Nach dem blutigen Anschlag auf Christen im ägyptischen Alexandria wächst auch in Deutschland, Österreich und Frankreich die Sorge vor islamistischen Attacken auf Kopten. Schon an Heiligabend hatte das Bundeskriminalamt die zuständigen Behörden über eine "allgemeine Anschlagsdrohung" im Internet gegen die koptische Kirche informiert, unter anderem auch in Deutschland. Das österreichische Innenministerium sprach von einer "Todesliste" mit insgesamt 150 Namen von Kopten aus verschiedenen Ländern, die bereits vor dem Anschlag von Alexandria auf einer Internetseite der Terrororganisation "Islamischer Staat Irak" veröffentlicht worden sei. Die Organisation wird in Verbindung mit Al-Kaida gebracht.

In Alexandria hatte in der Neujahrsnacht ein Selbstmordattentäter 21 Menschen mit in den Tod gerissen, als er sich vor der christlichen Kirche in die Luft sprengte. Bundeskanzlerin Angela Merkel appellierte am Montag an Ägyptens Präsident Husni Mubarak, solche Attentate künftig zu verhindern. In Frankreich nahm eine Anti-Terror-Einheit Ermittlungen wegen Drohungen gegen koptische Kirchen im Land auf, zudem wurden die Sicherheitsvorkehrungen erhöht. "Die Bedrohung ist sehr ernst zu nehmen", zitierte die Tageszeitung "Le Figaro" am Abend einen hohen Pariser Polizeivertreter.
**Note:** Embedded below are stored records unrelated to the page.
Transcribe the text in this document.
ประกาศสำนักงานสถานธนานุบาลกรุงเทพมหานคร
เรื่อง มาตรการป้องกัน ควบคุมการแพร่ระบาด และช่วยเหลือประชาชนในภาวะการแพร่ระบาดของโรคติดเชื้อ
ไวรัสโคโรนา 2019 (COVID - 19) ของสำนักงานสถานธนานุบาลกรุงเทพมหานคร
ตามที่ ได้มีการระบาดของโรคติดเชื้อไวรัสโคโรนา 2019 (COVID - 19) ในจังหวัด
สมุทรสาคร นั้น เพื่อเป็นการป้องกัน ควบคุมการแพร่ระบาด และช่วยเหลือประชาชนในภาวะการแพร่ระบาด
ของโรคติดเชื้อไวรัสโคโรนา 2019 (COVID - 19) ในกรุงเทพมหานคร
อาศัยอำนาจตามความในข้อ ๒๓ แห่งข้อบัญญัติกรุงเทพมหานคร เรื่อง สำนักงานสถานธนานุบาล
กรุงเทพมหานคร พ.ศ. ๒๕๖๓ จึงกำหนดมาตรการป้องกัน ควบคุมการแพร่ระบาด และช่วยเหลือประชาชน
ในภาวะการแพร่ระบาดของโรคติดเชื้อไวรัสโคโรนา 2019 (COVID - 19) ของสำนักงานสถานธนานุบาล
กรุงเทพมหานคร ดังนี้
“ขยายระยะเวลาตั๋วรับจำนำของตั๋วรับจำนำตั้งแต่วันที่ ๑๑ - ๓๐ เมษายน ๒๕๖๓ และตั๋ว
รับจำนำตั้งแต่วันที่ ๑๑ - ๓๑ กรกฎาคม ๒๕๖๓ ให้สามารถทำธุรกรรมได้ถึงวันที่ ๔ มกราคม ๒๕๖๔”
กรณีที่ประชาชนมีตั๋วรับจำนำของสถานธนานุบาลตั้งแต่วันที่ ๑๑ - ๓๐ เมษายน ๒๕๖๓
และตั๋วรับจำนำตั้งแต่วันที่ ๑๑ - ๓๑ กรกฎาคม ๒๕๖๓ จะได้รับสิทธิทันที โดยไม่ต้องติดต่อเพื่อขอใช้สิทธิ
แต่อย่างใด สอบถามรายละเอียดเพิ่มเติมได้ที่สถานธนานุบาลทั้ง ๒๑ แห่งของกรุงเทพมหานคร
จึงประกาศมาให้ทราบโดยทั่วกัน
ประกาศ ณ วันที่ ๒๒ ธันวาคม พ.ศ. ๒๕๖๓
Bewachung in Österreich und Frankreich, Ausschreitungen in Ägypten

In Deutschland leben etwa 6.000 koptische Christen, deren Bischof Anba Damian sich um die Sicherheit seiner Mitgläubigen sorgt. Im Bayerischen Rundfunk berichtete Damian von einem Plan, der im Internet im Umlauf sei. Demzufolge könnten Kopten in der Nacht zum 7. Januar Zielscheibe für neue terroristische Aktivitäten werden. In dieser Nacht erreichen die Weihnachtsfeiern von orthodoxen Christen ihren Höhepunkt. Die Weihnachtsfeiern werden in Deutschland unter Polizeischutz stattfinden.

Auch Österreichs Kopten stehen seit einigen Tagen unter besonderem Schutz, sagte der Sprecher des Innenministeriums in Wien, Rudolf Gollia. Auf der Internetseite der Terrororganisation "Islamischer Staat Irak" seien 15 in Österreich lebende Kopten genannt. Die Organisation sei bekannt, der österreichische Verfassungsschutz habe vor Weihnachten mit den Ermittlungen begonnen, sagte Gollia. Insgesamt listeten die Terroristen 150 Kopten aus verschiedenen Ländern auf. In Österreich leben nach Schätzungen mehr als 5.000 Kopten, in Frankreich etwa 45.000.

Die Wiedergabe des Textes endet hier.